Accumulation de défaites pour le mouvement social, attaques racistes décomplexées notamment contre les Rroms et les musulmans, discours de repli souverainiste sur un « capitalisme national »… Il y a là les éléments d’un dévoiement de cette révolte sociale vers des boucs émissaires et de fausses solutions.

Autonomisation et impunité des forces policières, état d’urgence ad æternam, réduction des libertés et des garde-fou démocratiques, renforcement du contrôle social et de la surveillance d’État… Il y a là les moyens d’un possible régime autoritaire, voire fascisant.

Le PS a accéléré la mise en place d’un État autoritaire, que ce soit avec l’habillage thatchérien-catholique de François Fillon, ou avec l’habillage nationaliste réactionnaire de Marine Le Pen.

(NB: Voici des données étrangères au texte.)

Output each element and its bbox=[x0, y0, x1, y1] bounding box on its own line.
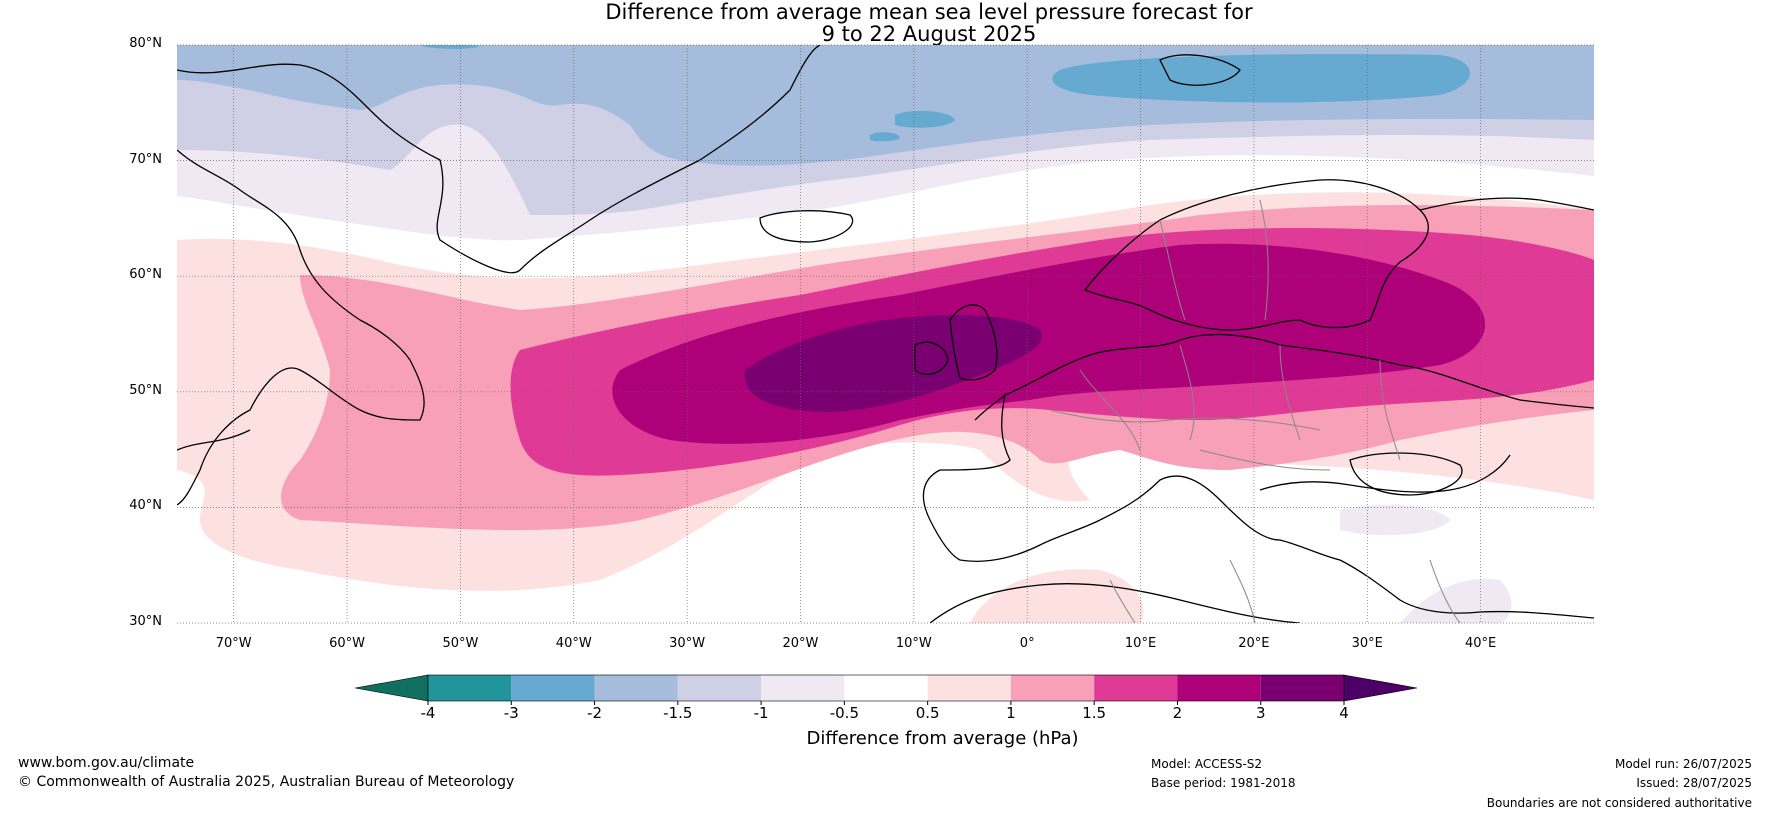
colorbar-swatch bbox=[1260, 675, 1344, 701]
colorbar-swatch bbox=[844, 675, 928, 701]
contour-neg-20d bbox=[420, 45, 480, 49]
disclaimer-text: Boundaries are not considered authoritat… bbox=[1486, 796, 1752, 810]
lat-tick-label: 60°N bbox=[129, 267, 162, 283]
model-text: Model: ACCESS-S2 bbox=[1151, 757, 1263, 771]
lon-tick-label: 10°W bbox=[895, 636, 932, 651]
colorbar-tick-label: -4 bbox=[420, 704, 436, 722]
colorbar-tick-label: -2 bbox=[587, 704, 603, 722]
colorbar-tick-label: 4 bbox=[1339, 704, 1349, 722]
colorbar-tick-label: 2 bbox=[1172, 704, 1183, 722]
colorbar-tick-label: -0.5 bbox=[829, 704, 859, 722]
contour-neg-20 bbox=[1052, 53, 1470, 103]
website-text: www.bom.gov.au/climate bbox=[18, 755, 195, 771]
lon-tick-label: 0° bbox=[1019, 636, 1035, 651]
lon-tick-label: 30°W bbox=[669, 636, 706, 651]
colorbar-label: Difference from average (hPa) bbox=[806, 728, 1079, 749]
lon-tick-label: 10°E bbox=[1124, 636, 1157, 651]
colorbar-swatch bbox=[1177, 675, 1261, 701]
lon-tick-label: 40°E bbox=[1464, 636, 1497, 651]
colorbar-tick-label: 0.5 bbox=[915, 704, 940, 722]
colorbar-swatch bbox=[428, 675, 512, 701]
colorbar-tick-label: -1.5 bbox=[663, 704, 693, 722]
colorbar-min-extend bbox=[354, 674, 429, 702]
colorbar-tick-label: 1 bbox=[1006, 704, 1016, 722]
issued-text: Issued: 28/07/2025 bbox=[1636, 776, 1752, 790]
country-borders bbox=[1049, 199, 1461, 623]
contour-neg-20c bbox=[870, 132, 900, 142]
lon-tick-label: 50°W bbox=[442, 636, 479, 651]
colorbar-swatch bbox=[927, 675, 1011, 701]
copyright-text: © Commonwealth of Australia 2025, Austra… bbox=[18, 774, 515, 790]
colorbar-swatch bbox=[594, 675, 678, 701]
map-title: Difference from average mean sea level p… bbox=[605, 0, 1253, 24]
map-subtitle: 9 to 22 August 2025 bbox=[821, 22, 1037, 46]
lon-tick-label: 20°E bbox=[1238, 636, 1270, 651]
contour-neg-05-med bbox=[1340, 504, 1450, 536]
lon-tick-label: 30°E bbox=[1351, 636, 1383, 651]
lat-tick-label: 70°N bbox=[129, 151, 162, 167]
colorbar-swatch bbox=[677, 675, 762, 701]
lon-tick-label: 60°W bbox=[329, 636, 365, 651]
lon-tick-label: 40°W bbox=[555, 636, 592, 651]
lat-tick-label: 40°N bbox=[129, 498, 162, 514]
colorbar-outline bbox=[427, 674, 1345, 702]
contour-neg-20b bbox=[895, 110, 955, 128]
lon-tick-label: 70°W bbox=[215, 636, 252, 651]
lat-tick-label: 30°N bbox=[129, 614, 162, 629]
base-period-text: Base period: 1981-2018 bbox=[1151, 776, 1296, 790]
contour-pos-05-africa bbox=[970, 569, 1144, 623]
colorbar-tick-label: -3 bbox=[503, 704, 519, 722]
colorbar-swatch bbox=[511, 675, 595, 701]
lat-tick-label: 50°N bbox=[129, 382, 162, 398]
graticule bbox=[177, 44, 1594, 624]
colorbar-swatch bbox=[1010, 675, 1095, 701]
colorbar-tick-label: 3 bbox=[1255, 704, 1266, 722]
model-run-text: Model run: 26/07/2025 bbox=[1614, 757, 1752, 771]
lon-tick-label: 20°W bbox=[782, 636, 819, 651]
colorbar-tick-label: 1.5 bbox=[1082, 704, 1107, 722]
lat-tick-label: 80°N bbox=[129, 36, 162, 51]
colorbar-swatch bbox=[761, 675, 845, 701]
colorbar-swatch bbox=[1094, 675, 1178, 701]
colorbar-tick-label: -1 bbox=[753, 704, 769, 722]
contour-pos-30 bbox=[744, 315, 1042, 412]
colorbar-max-extend bbox=[1343, 674, 1418, 702]
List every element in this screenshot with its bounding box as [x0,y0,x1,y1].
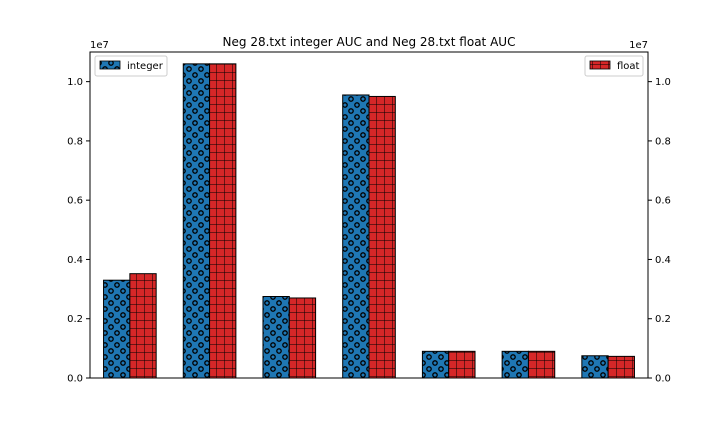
legend-float: float [584,55,644,77]
y-right-tick-label: 1.0 [655,77,671,88]
bar-float-1 [129,273,157,379]
y-axis-right-ticks: 0.0 0.2 0.4 0.6 0.8 1.0 [648,77,671,385]
plot-frame [89,51,649,379]
legend-integer: integer [94,55,168,77]
bar-integer-5 [421,350,450,379]
bar-float-6 [527,350,556,379]
bar-float-5 [448,350,476,379]
y-left-tick-label: 0.0 [67,374,83,385]
y-left-tick-label: 0.2 [67,314,83,325]
y-left-tick-label: 1.0 [67,77,83,88]
y-right-tick-label: 0.0 [655,374,671,385]
y-left-tick-label: 0.4 [67,255,83,266]
bar-integer-1 [103,279,131,379]
bar-float-7 [607,355,635,379]
bar-integer-2 [182,63,211,379]
legend-integer-label: integer [127,61,164,72]
bar-float-2 [209,63,237,379]
y-right-tick-label: 0.8 [655,136,671,147]
y-axis-left-ticks: 0.0 0.2 0.4 0.6 0.8 1.0 [67,77,90,385]
bar-integer-6 [501,350,529,379]
y-axis-left-offset-label: 1e7 [90,40,109,51]
y-left-tick-label: 0.6 [67,196,83,207]
chart-title: Neg 28.txt integer AUC and Neg 28.txt fl… [223,35,516,49]
legend-float-label: float [617,61,640,72]
bar-integer-3 [262,296,290,379]
legend-float-swatch [589,60,611,70]
y-right-tick-label: 0.2 [655,314,671,325]
bar-float-3 [288,297,317,379]
y-right-tick-label: 0.6 [655,196,671,207]
y-axis-right-offset-label: 1e7 [629,40,648,51]
bars-layer [103,63,635,379]
y-left-tick-label: 0.8 [67,136,83,147]
bar-integer-7 [581,355,609,379]
bar-float-4 [368,95,396,379]
legend-integer-swatch [99,60,121,70]
y-right-tick-label: 0.4 [655,255,671,266]
bar-integer-4 [342,94,370,379]
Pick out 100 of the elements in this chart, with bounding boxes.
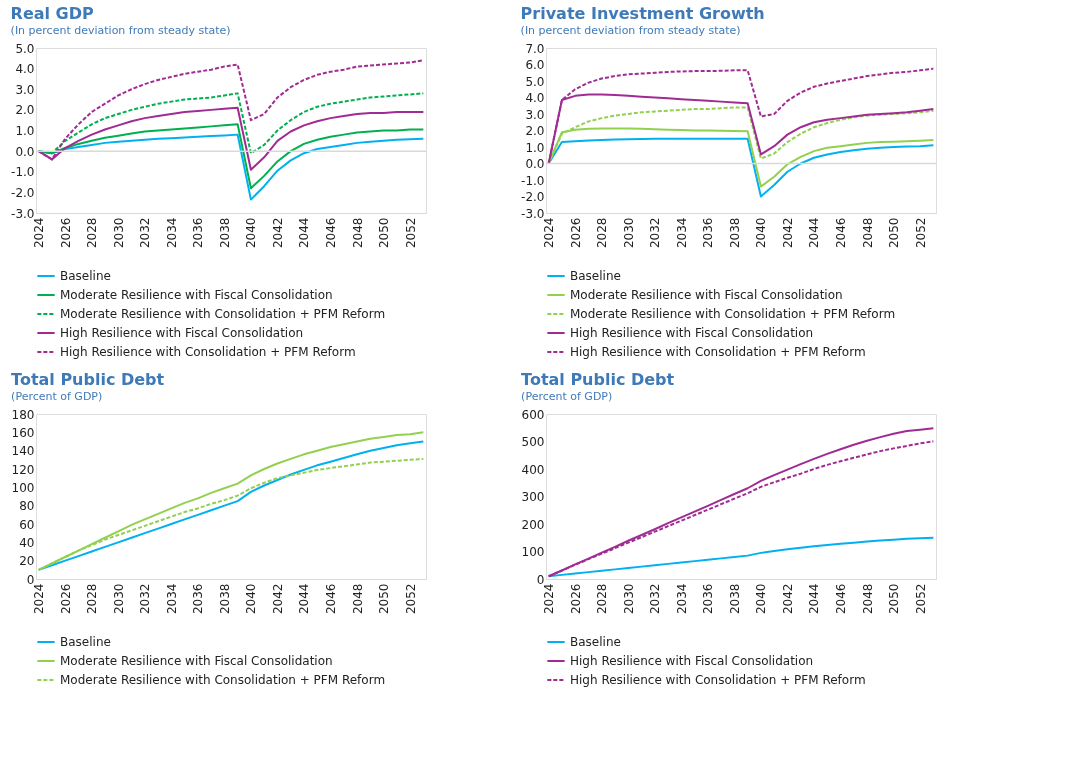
- x-tick-label: 2038: [727, 583, 742, 615]
- y-tick-label: -2.0: [521, 190, 545, 204]
- x-tick-label: 2050: [377, 217, 392, 249]
- x-tick-label: 2038: [727, 217, 742, 249]
- x-tick-label: 2046: [323, 583, 338, 615]
- chart-subtitle: (Percent of GDP): [11, 390, 103, 403]
- x-tick-label: 2026: [568, 583, 583, 615]
- x-tick-label: 2026: [568, 217, 583, 249]
- legend-label: Baseline: [570, 635, 621, 649]
- y-tick-label: 2.0: [15, 103, 35, 118]
- x-tick-label: 2040: [244, 217, 259, 249]
- x-tick-label: 2032: [648, 583, 663, 615]
- y-tick-label: 1.0: [525, 140, 545, 155]
- y-tick-label: 6.0: [525, 58, 545, 72]
- y-tick-label: 4.0: [525, 91, 545, 105]
- y-tick-label: 400: [521, 462, 545, 477]
- x-tick-label: 2044: [807, 217, 822, 249]
- y-tick-label: 1.0: [15, 124, 35, 138]
- x-tick-label: 2036: [191, 583, 206, 615]
- y-tick-label: 80: [19, 499, 35, 514]
- y-tick-label: 2.0: [525, 124, 545, 138]
- x-tick-label: 2050: [377, 583, 392, 615]
- legend-label: High Resilience with Fiscal Consolidation: [570, 326, 814, 340]
- x-tick-label: 2046: [323, 217, 338, 249]
- x-tick-label: 2032: [138, 217, 153, 249]
- x-tick-label: 2042: [270, 217, 285, 249]
- x-tick-label: 2028: [595, 217, 610, 249]
- legend-label: High Resilience with Fiscal Consolidation: [60, 326, 304, 340]
- x-tick-label: 2042: [780, 583, 795, 615]
- x-tick-label: 2048: [860, 583, 875, 615]
- x-tick-label: 2024: [542, 583, 557, 615]
- y-tick-label: 3.0: [525, 107, 545, 122]
- x-tick-label: 2038: [217, 217, 232, 249]
- legend-label: High Resilience with Fiscal Consolidation: [570, 654, 814, 668]
- legend-label: Moderate Resilience with Consolidation + PFM Reform: [60, 673, 386, 687]
- y-tick-label: 0.0: [15, 144, 35, 159]
- y-tick-label: 20: [19, 554, 35, 569]
- x-tick-label: 2024: [542, 217, 557, 249]
- y-tick-label: -1.0: [11, 165, 35, 180]
- y-tick-label: 4.0: [15, 62, 35, 77]
- x-tick-label: 2032: [648, 217, 663, 249]
- y-tick-label: 100: [521, 545, 545, 559]
- x-tick-label: 2048: [860, 217, 875, 249]
- x-tick-label: 2030: [621, 583, 636, 615]
- x-tick-label: 2034: [164, 583, 179, 615]
- legend-label: Moderate Resilience with Fiscal Consolidation: [570, 288, 843, 302]
- x-tick-label: 2028: [595, 583, 610, 615]
- x-tick-label: 2038: [217, 583, 232, 615]
- legend-label: High Resilience with Consolidation + PFM Reform: [60, 345, 356, 359]
- x-tick-label: 2026: [58, 217, 73, 249]
- x-tick-label: 2050: [887, 583, 902, 615]
- y-tick-label: 40: [19, 535, 35, 550]
- y-tick-label: 60: [19, 517, 35, 532]
- x-tick-label: 2030: [111, 583, 126, 615]
- x-tick-label: 2040: [754, 217, 769, 249]
- x-tick-label: 2040: [754, 583, 769, 615]
- y-tick-label: 3.0: [15, 82, 35, 97]
- x-tick-label: 2024: [32, 217, 47, 249]
- y-tick-label: 300: [521, 490, 545, 504]
- y-tick-label: 100: [11, 480, 35, 495]
- legend-label: Baseline: [60, 269, 111, 283]
- chart-subtitle: (In percent deviation from steady state): [520, 24, 741, 37]
- legend-label: Moderate Resilience with Fiscal Consolidation: [60, 654, 333, 668]
- x-tick-label: 2034: [164, 217, 179, 249]
- x-tick-label: 2052: [913, 583, 928, 615]
- x-tick-label: 2032: [138, 583, 153, 615]
- chart-title: Total Public Debt: [11, 370, 165, 389]
- y-tick-label: 160: [11, 425, 35, 440]
- y-tick-label: 0: [536, 572, 545, 587]
- x-tick-label: 2046: [833, 583, 848, 615]
- y-tick-label: 5.0: [525, 74, 545, 89]
- y-tick-label: 0: [26, 572, 35, 587]
- legend-label: High Resilience with Consolidation + PFM Reform: [570, 673, 866, 687]
- x-tick-label: 2050: [887, 217, 902, 249]
- y-tick-label: 0.0: [525, 157, 545, 171]
- y-tick-label: 7.0: [525, 41, 545, 56]
- x-tick-label: 2052: [403, 217, 418, 249]
- chart-title: Private Investment Growth: [520, 4, 765, 23]
- y-tick-label: 200: [521, 517, 545, 532]
- y-tick-label: 180: [11, 407, 35, 422]
- y-tick-label: 120: [11, 462, 35, 477]
- x-tick-label: 2042: [270, 583, 285, 615]
- x-tick-label: 2026: [58, 583, 73, 615]
- x-tick-label: 2030: [621, 217, 636, 249]
- x-tick-label: 2048: [350, 217, 365, 249]
- x-tick-label: 2036: [701, 583, 716, 615]
- x-tick-label: 2044: [297, 217, 312, 249]
- x-tick-label: 2034: [674, 583, 689, 615]
- y-tick-label: -2.0: [11, 185, 35, 200]
- chart-title: Real GDP: [10, 4, 95, 23]
- x-tick-label: 2052: [913, 217, 928, 249]
- chart-title: Total Public Debt: [521, 370, 675, 389]
- x-tick-label: 2044: [807, 583, 822, 615]
- chart-subtitle: (Percent of GDP): [521, 390, 613, 403]
- x-tick-label: 2036: [191, 217, 206, 249]
- x-tick-label: 2046: [833, 217, 848, 249]
- x-tick-label: 2034: [674, 217, 689, 249]
- x-tick-label: 2048: [350, 583, 365, 615]
- legend-label: High Resilience with Consolidation + PFM Reform: [570, 345, 866, 359]
- y-tick-label: -1.0: [521, 173, 545, 188]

Dans les deux cas, les mouvements sociaux et les organisations révolutionnaires doivent s’attendre à un durcissement de la répression et à des entreprises de déstabilisation. L’Italie des années de plomb, la France de la guerre d’Algérie, la Russie de Poutine, la Turquie d’Erdogan… A des degrés divers, les exemples ne manquent pas de situations historiques où des États discrédités emploient la force pour anéantir la contestation.

A nous d’anticiper et d’adapter nos modes d’action pour ne pas nous laisser surprendre. Car il est hors de question de s’autocensurer.

Qu’ils soient d’extrême droite, de droite, sociaux-démocrates ou néosociaux-démocrates, tous les partis qui aspirent au rôle de « bons gestionnaires » du capitalisme seront infailliblement conduits à perpétuer la politique d’austérité budgétaire. Les crises étant inhérentes aux structures capitalistes, ils continueront donc à casser les services publics et à pressurer les populations pour régler la dette abyssale engendrée par le « sauvetage des banques » en 2008.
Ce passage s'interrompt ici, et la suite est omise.